Some of our students desire to download notebooks and datasets and work on your personal computers. We do not recommend your personal computers for completing your normal course work. The JupyterHub environment and our containers have been tested to work with the course materials, and provide a standardized environment. Our Faculty, TAs, and Staff have access to your JuptyerHub servers to debug issues. We do not have the staff resources to help students debug their local installations, which will vary considerably according to your equipment, OS, and your versions of Python, R, Jupyter, and additional library installations.

However, if you do choose to do extra experimentation on your local computer, there are a couple of options for downloading the datasets. Please be aware that this is not something we provide TA or instructor support for.

WARNING: Do not try to download the entire dataset folder - it is 343 GB. Instead, download individual datasets as desired for your current work.

Method 1: Copy and download
One way that is probably easiest for newbies is to open a terminal and execute a copy command, and then use the Jupyter interface to download the dataset.  The copy command follows this pattern:
cp <path to the dataset> <path to the copy>
For instance, to copy the baby names dataset:
cp /dsa/data/all_datasets/baby-names/NationalNames1.csv NationalNames1.csv
Assuming you are in the root Jupyter directory when executing that command, you would find NationalNames1.csv in your root directory, and would be able to select it using the checkbox next to it and using the download button at the top. After downloading the dataset to your personal computer, remove the dataset from your Jupyter directory using the following command:
rm NationalNames1.csv

Method 2: Terminal commands or client application
You may also use the scp, sftp, or rsync protocols to download from the /dsa/data/all_dataset directory on lz.dsa.missouri.edu, using either the command line on your own machine or a client application.  I will provide an example using the Winscp client on a Windows machine, which is what I personally use.

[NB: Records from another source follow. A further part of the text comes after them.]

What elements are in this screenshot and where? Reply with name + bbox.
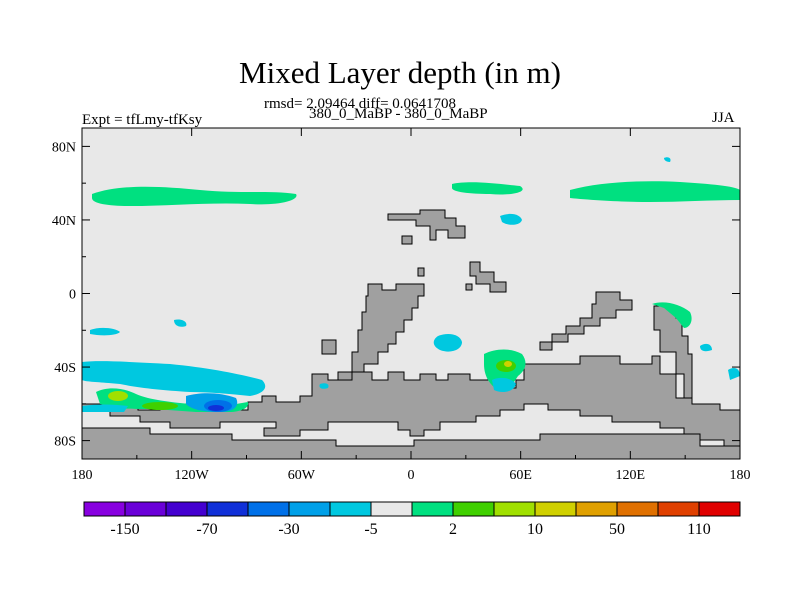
colorbar-swatch: [657, 501, 700, 517]
case-subtitle: 380_0_MaBP - 380_0_MaBP: [309, 106, 488, 122]
colorbar-label: -30: [278, 521, 299, 538]
colorbar-swatch: [534, 501, 577, 517]
colorbar-swatch: [165, 501, 208, 517]
colorbar-swatch: [124, 501, 167, 517]
neg-east-mid: [700, 343, 712, 352]
colorbar-label: 50: [609, 521, 625, 538]
neg-southwest-speck: [319, 383, 329, 389]
colorbar-swatch: [493, 501, 536, 517]
colorbar-labels: -150 -70 -30 -5 2 10 50 110: [110, 521, 710, 538]
chart-title: Mixed Layer depth (in m): [239, 55, 561, 90]
colorbar-swatch: [329, 501, 372, 517]
pos-spot-2: [142, 402, 178, 410]
colorbar-swatch: [452, 501, 495, 517]
axis-ticks: [81, 128, 741, 459]
neg-band-mid-south: [82, 404, 128, 412]
negative-anomalies: [82, 157, 740, 412]
experiment-label: Expt = tfLmy-tfKsy: [82, 112, 203, 128]
colorbar-swatch: [288, 501, 331, 517]
pos-spot-4: [504, 361, 512, 367]
neg-africa-south: [492, 377, 516, 392]
colorbar-label: -70: [196, 521, 217, 538]
pos-arctic-west: [92, 186, 297, 206]
pos-spot-1: [108, 391, 128, 401]
land-north-island: [387, 209, 466, 241]
colorbar-swatch: [411, 501, 454, 517]
colorbar-swatch: [206, 501, 249, 517]
pos-east-coast: [652, 302, 692, 328]
x-tick-label: 180: [730, 468, 751, 483]
x-tick-label: 120W: [175, 468, 210, 483]
land-small-block-e: [321, 339, 337, 355]
neg-band-southwest: [82, 361, 266, 396]
colorbar-label: -5: [364, 521, 377, 538]
stats-subtitle: rmsd= 2.09464 diff= 0.0641708: [264, 96, 457, 112]
colorbar-swatch: [370, 501, 413, 517]
land-small-block-c: [417, 267, 425, 277]
y-tick-label: 80S: [54, 435, 76, 450]
pos-arctic-east: [570, 181, 740, 202]
land-small-block-a: [401, 235, 413, 245]
colorbar-swatch: [575, 501, 618, 517]
neg-central: [433, 334, 462, 352]
neg-east-south: [728, 368, 740, 380]
neg-north-east: [500, 213, 522, 225]
land-southern-continent: [81, 355, 741, 447]
colorbar-swatch: [83, 501, 126, 517]
y-tick-label: 80N: [52, 140, 76, 155]
colorbar-label: -150: [110, 521, 139, 538]
plot-area: 180 120W 60W 0 60E 120E 180 80N 40N 0 40S 80S: [52, 127, 751, 483]
y-tick-label: 40S: [54, 361, 76, 376]
x-tick-label: 180: [72, 468, 93, 483]
colorbar-swatch: [698, 501, 741, 517]
y-tick-label: 40N: [52, 214, 76, 229]
season-label: JJA: [712, 110, 735, 126]
neg-west-sub: [90, 327, 120, 336]
neg-core-inner: [208, 405, 224, 411]
strong-positive-anomalies: [108, 360, 516, 410]
x-tick-label: 60E: [509, 468, 532, 483]
y-tick-label: 0: [69, 288, 76, 303]
axis-tick-labels: 180 120W 60W 0 60E 120E 180 80N 40N 0 40S 80S: [52, 140, 751, 483]
neg-mid-west: [174, 319, 187, 327]
colorbar-label: 2: [449, 521, 457, 538]
land-masses: [81, 209, 741, 460]
colorbar-label: 10: [527, 521, 543, 538]
neg-northwest-speck: [664, 157, 671, 162]
colorbar-legend: [83, 501, 741, 517]
x-tick-label: 60W: [288, 468, 316, 483]
x-tick-label: 0: [408, 468, 415, 483]
colorbar-label: 110: [687, 521, 710, 538]
land-diagonal-strip: [539, 291, 633, 351]
colorbar-swatch: [616, 501, 659, 517]
colorbar-swatch: [247, 501, 290, 517]
land-central-continent: [337, 283, 425, 381]
pos-arctic-mid: [452, 182, 523, 195]
land-small-block-d: [465, 283, 473, 291]
positive-anomalies: [92, 181, 740, 412]
land-small-block-b: [469, 261, 507, 293]
x-tick-label: 120E: [616, 468, 646, 483]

  • Download and install Winscp: https://winscp.net/eng/index.php
  • Download and install the university VPN AnyConnect:
    Go to https://anyconnect.missouri.edu and choose the Generic group. Log in to the self-service portal with your university user id and password. If you need additional instructions on downloading the VPN client, go to https://doitservices.missouri.edu and search for VPN.
  • Connect to the AnyConnect VPN:
    Connect to the AnyConnect VPN using Windows
    Connect to the AnyConnect VPN using an iOS Device
    Connect to the AnyConnect VPN using Mac
  • In Winscp, set up a session using the New Site option for the lz.dsa.missouri.edu server using the sftp protocol, port 22, and your university pawprint and password and save it for future use giving the session a name of your choosing. Highlight that named session and click the login button to connect using that session. In the left-hand panel, navigate to the folder location on your machine where you wish to store your dataset. In the right-hand panel, there is a drop down box above the visible folders and files that lets you easily navigate to the correct folder. Navigate to root/dsa/data/all_datasets and then to the actual folder location of the dataset you wish to download (for instance, /dsa/data/all_datasets/baby-names/ for the baby names dataset.) You can drag and drop the dataset from right to left.